Cassini Science: Ring Propellors

As I was watching the grand finale of Cassini and listening to the mission team talk about the accomplishments of the mission, I learned a little bit about propellors.  Not your typical airplane propellor, but the name used to describe this fascinating feature in Saturn’s rings.

Seeing Saturn’s rings from afar, or even relatively close with Cassini, we see the rings as perfect.  How do we end up with strange features and imperfections like this one?  Looking elsewhere in the rings, we can find clues.

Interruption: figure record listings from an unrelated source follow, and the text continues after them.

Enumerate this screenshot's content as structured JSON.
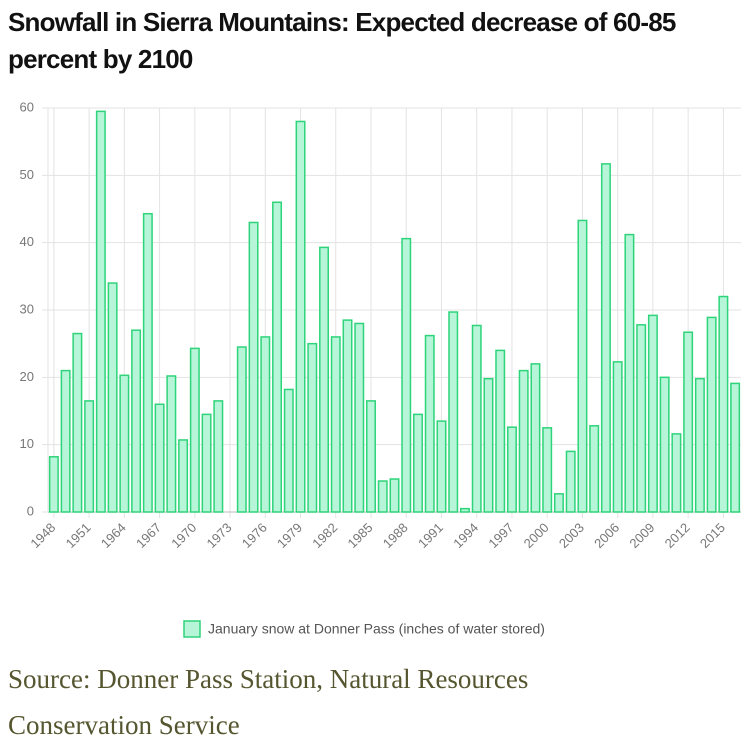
{
  "chart_data": {
    "type": "bar",
    "title": "Snowfall in Sierra Mountains: Expected decrease of 60-85 percent by 2100",
    "categories": [
      "1948",
      null,
      null,
      "1951",
      null,
      null,
      "1964",
      null,
      null,
      "1967",
      null,
      null,
      "1970",
      null,
      null,
      "1973",
      null,
      null,
      "1976",
      null,
      null,
      "1979",
      null,
      null,
      "1982",
      null,
      null,
      "1985",
      null,
      null,
      "1988",
      null,
      null,
      "1991",
      null,
      null,
      "1994",
      null,
      null,
      "1997",
      null,
      null,
      "2000",
      null,
      null,
      "2003",
      null,
      null,
      "2006",
      null,
      null,
      "2009",
      null,
      null,
      "2012",
      null,
      null,
      "2015",
      null
    ],
    "series": [
      {
        "name": "January snow at Donner Pass (inches of water stored)",
        "color": "#2ed47a",
        "fill": "#b6f5d8",
        "values": [
          8.2,
          21,
          26.5,
          16.5,
          59.5,
          34,
          20.3,
          27,
          44.3,
          16,
          20.2,
          10.7,
          24.3,
          14.5,
          16.5,
          null,
          24.5,
          43,
          26,
          46,
          18.2,
          58,
          25,
          39.3,
          26,
          28.5,
          28,
          16.5,
          4.6,
          4.9,
          40.6,
          14.5,
          26.2,
          13.5,
          29.7,
          0.5,
          27.7,
          19.8,
          24,
          12.6,
          21,
          22,
          12.5,
          2.7,
          9,
          43.3,
          12.8,
          51.7,
          22.3,
          41.2,
          27.8,
          29.2,
          20,
          11.6,
          26.7,
          19.8,
          28.9,
          32,
          19.1
        ]
      }
    ],
    "ylim": [
      0,
      60
    ],
    "yticks": [
      0,
      10,
      20,
      30,
      40,
      50,
      60
    ],
    "grid": true,
    "source": "Source: Donner Pass Station, Natural Resources Conservation Service"
  }
}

The first clue is the namesake of the mission itself.  The Cassini spacecraft was named for Giovanni Cassini, who discovered the dark gap in the rings in 1675, that would come to be known as the Cassini division.  The second clue is the tiny white dot in the image at bottom left.  That is the moon prometheus, known as a ‘shepherd moon.’  The final clue is the knowledge that the rings aren’t solid bodies, but are made of millions of tiny bits of ice and dust that are all different sizes.

Knowing this, we can conclude shepherd moons like prometheus use their gravity to create gaps in the rings, smaller than the giant Cassini gap, but large enough to be seen in photos.  But what about in-between sized bits of ring material? Pieces that are too big to be called a typical ring particle, but too small to be called a moon? These would have enough gravity to disrupt ring particles nearby, but not enough to sweep out an actual gap.

This is exactly what’s happening with the Earhart propellor above, and all other propellor features.

The moonlet is actually creating a small gap in the rings, but the gap is able to close before the moonlet moves very far.  Only a shepherd moon like Pan or prometheus, thousands of times as massive as these propellor moonlets, can maintain a ring gap the entire way around Saturn.  The result is a neat looking feature where the ring particles are deflected a few miles in either direction.

The universe is always providing new surprises, and as they say the devil is in the details.  From the grandest scales we see perfectly smooth rings cleaned up by stable moons.  But if we change our scale and go down to close in on the rings, we see a complex and chaotic system, full of turbulence and interesting features.